La loi pour une école de la confiance ou le dessin d’un homme

l'éducation nationale subit les dernières attaques en règle pour la transformer en une regrettable copie de ce qui se passe dans d'autres pays, une école rendue libérale sous la férule d'un ministre autocrate.

A défaut de définir un grand dessein pour notre école publique nationale et d’apporter un semblant de début de réponse permettant d’atténuer l’inégalité scolaire , cette loi s’inscrira dans l’histoire comme la loi Blanquer car sa véritable architecture réside dans la volonté sans faille de son prescripteur . C’est bien l’ambition idéologue de notre ministre qui l’a conduit à promulguer cet ensemble de textes et c’est bien cela qui empreigne toute l’ architecture de cette loi.
Un libéral autocrate ou un autocrate libéral non ! un blanquer les deux en même temps
Cet ensemble d’articles et d’amendements apparait bien dans son unité principielle quand elle est vue sous cet angle, l’on pourrait croire que l’homme libéral est présent quand il s’agit de transmettre les évaluations à Amazon, quand il s’agit d’introduire des grands groupes comme formateurs, quand il s’agit de favoriser des associations amies , quand il s’agit d’évaluer les établissements et de livrer les résultats en pâture aux parents, mais l’on s’aperçoit aussi vite que tout cela n’est possible que dans un cadre dogmatique, défini par lui-même et qu’il s’agit de contrôler l’instruction dans les familles qu’il contempte , qu’ il s’agit d’imposer un livre orange de bonnes pratiques en lieu et place de programmes conçus de façon différenciée, qu’il s’agit d’imposer une norme d’exemplarité, quand il s’agit de contrôler d’un bout à l’autre de la chaîne éducative les faits et gestes de tout un chacun.
L’omnipotence jugulée ?
Dans ce cadre qui fera barrière à la toute-puissance ministérielle ? puisque le CNESCO est bel et bien supprimé au profit d’une nouvelle instance à la botte du ministère, que les écoles de formation sont elles aussi mises sous tutelle pour s’assurer d’une formation uniforme sur l’ensemble du territoire.

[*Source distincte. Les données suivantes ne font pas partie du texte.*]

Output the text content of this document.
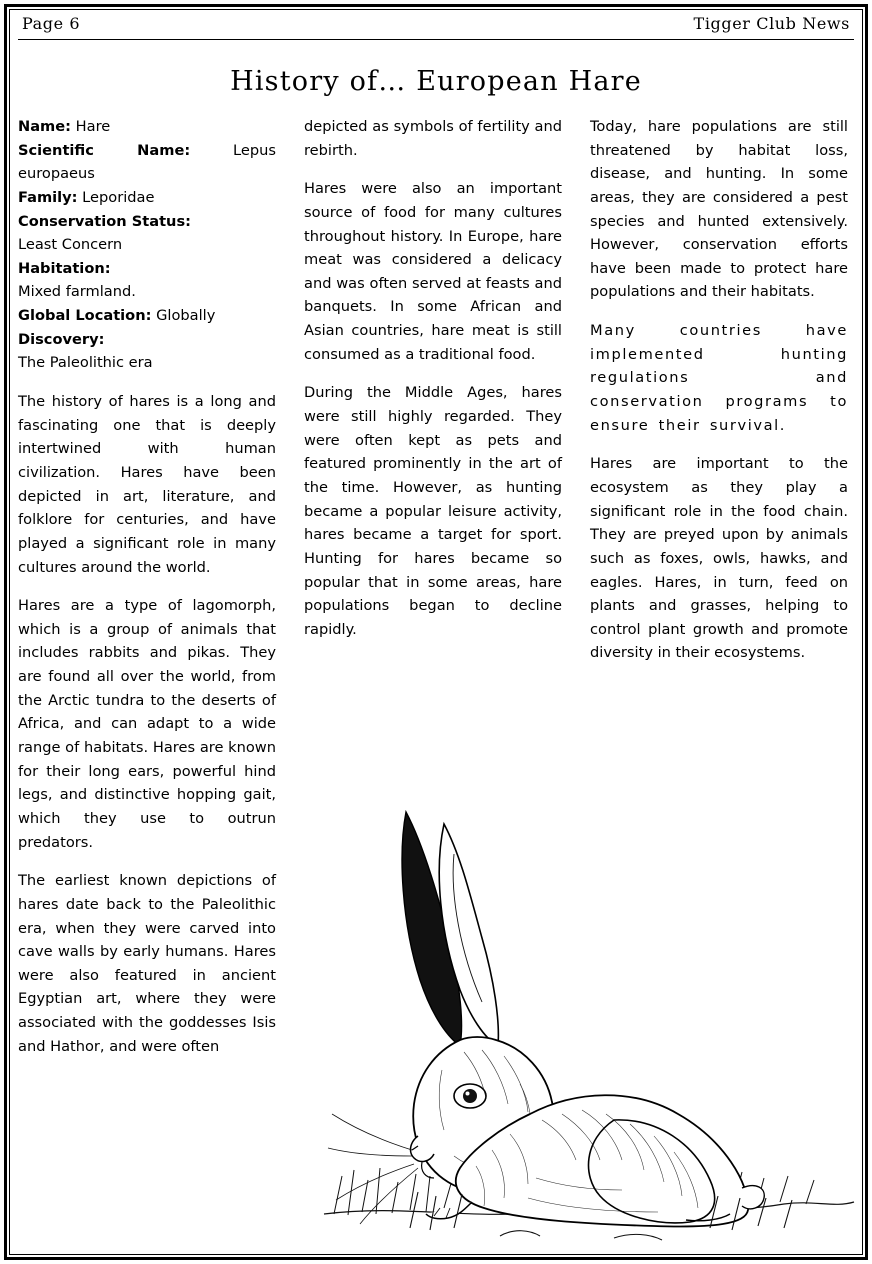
Page 6	Tigger Club News
History of… European Hare

Name: Hare

Scientific Name:	Lepus europaeus

Family: Leporidae

Conservation Status:
Least Concern

Habitation:
Mixed farmland.

Global Location: Globally

Discovery:
The Paleolithic era

The history of hares is a long and fascinating one that is deeply intertwined with human civilization. Hares have been depicted in art, literature, and folklore for centuries, and have played a significant role in many cultures around the world.

Hares are a type of lagomorph, which is a group of animals that includes rabbits and pikas. They are found all over the world, from the Arctic tundra to the deserts of Africa, and can adapt to a wide range of habitats. Hares are known for their long ears, powerful hind legs, and distinctive hopping gait, which they use to outrun predators.

The earliest known depictions of hares date back to the Paleolithic era, when they were carved into cave walls by early humans. Hares were also featured in ancient Egyptian art, where they were associated with the goddesses Isis and Hathor, and were often

depicted as symbols of fertility and rebirth.

Hares were also an important source of food for many cultures throughout history. In Europe, hare meat was considered a delicacy and was often served at feasts and banquets. In some African and Asian countries, hare meat is still consumed as a traditional food.

During the Middle Ages, hares were still highly regarded. They were often kept as pets and featured prominently in the art of the time. However, as hunting became a popular leisure activity, hares became a target for sport. Hunting for hares became so popular that in some areas, hare populations began to decline rapidly.

Today, hare populations are still threatened by habitat loss, disease, and hunting. In some areas, they are considered a pest species and hunted extensively. However, conservation efforts have been made to protect hare populations and their habitats.

Many countries have implemented hunting regulations and conservation programs to ensure their survival.

Hares are important to the ecosystem as they play a significant role in the food chain. They are preyed upon by animals such as foxes, owls, hawks, and eagles. Hares, in turn, feed on plants and grasses, helping to control plant growth and promote diversity in their ecosystems.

Mais l’inscription de cette formation va s’intercaler dans des nouvelles modalités de recrutement aux concours, qui va laisser deux années de mi-formation et il sera bien difficile de maîtriser les formations sur le terrain. En cela nous voyons poindre l’aventurisme qui préside aux décisions ministérielles.
L’aventurisme comme boussole
Déjà en tant que recteur, M. Blanquer s’était aventuré dans la création des internats d’excellence critiqué par l’IGEN en regard du coût phénoménal engendré au vu des résultats, et dans le soutien à Mme Alvarez. Or ces expérimentations vont connaître un changement d’échelle car quand il propose la création de nouveaux établissements qui recruteraient depuis la maternelle jusqu’en 3 -ème, rien n’est étayé, aucune réflexion n’a été menée sur les implications et les coûts déguisés ou non. Une étude d’impact au regard de la mesure et des engagements putatifs aurait permis de visualiser clairement les enjeux à défaut des enjeux éducatifs à tout le moins les enjeux de coût humains et matériels. Car remiser les directeurs, laisser aux politiques la détermination de créer ces établissements sans consultation des instances éducatives, abandonner les écoles à leur sort alors que la question des agressions est omniprésente, tel est l’aventurisme qui prévaut aux destinées de l’éducation nationale publique.
Enfin, un début peu ou prou substantiel de critique de cette politique
La fatuité ministérielle atteint un tel degré de certitude qu’il néglige toute une profession qui n’a cessé pourtant de faire entendre des discordances, #pasdevagues, les stylos rouges, les enseignants qui se rebellent : pas d’évaluation, pas de notations… et il renforce ce sentiment de dédain par un mépris abyssal pour les représentants syndicaux qui ne le lui rendent pas à la hauteur .
Mais cette immodestie lui faire perdre le sens de la mesure et l’absence de respect pour les personnels se traduit par une absence totale d’empathie, une absence de promesses de revalorisation salariale même future, fracturant de plus en plus son image auprès des personnels .
Saurons nous aller au-delà de l’image et ne pas nous laisser à nouveau berner par les modifications illusoires qui seront apportées à la loi pour une école de la confiance, nous laissant croire à une victoire , nous laissant croire que nous pourrons arbitrer de la création des EPSF alors que cette décision reviendra seulement à celui qui en a décidé la création.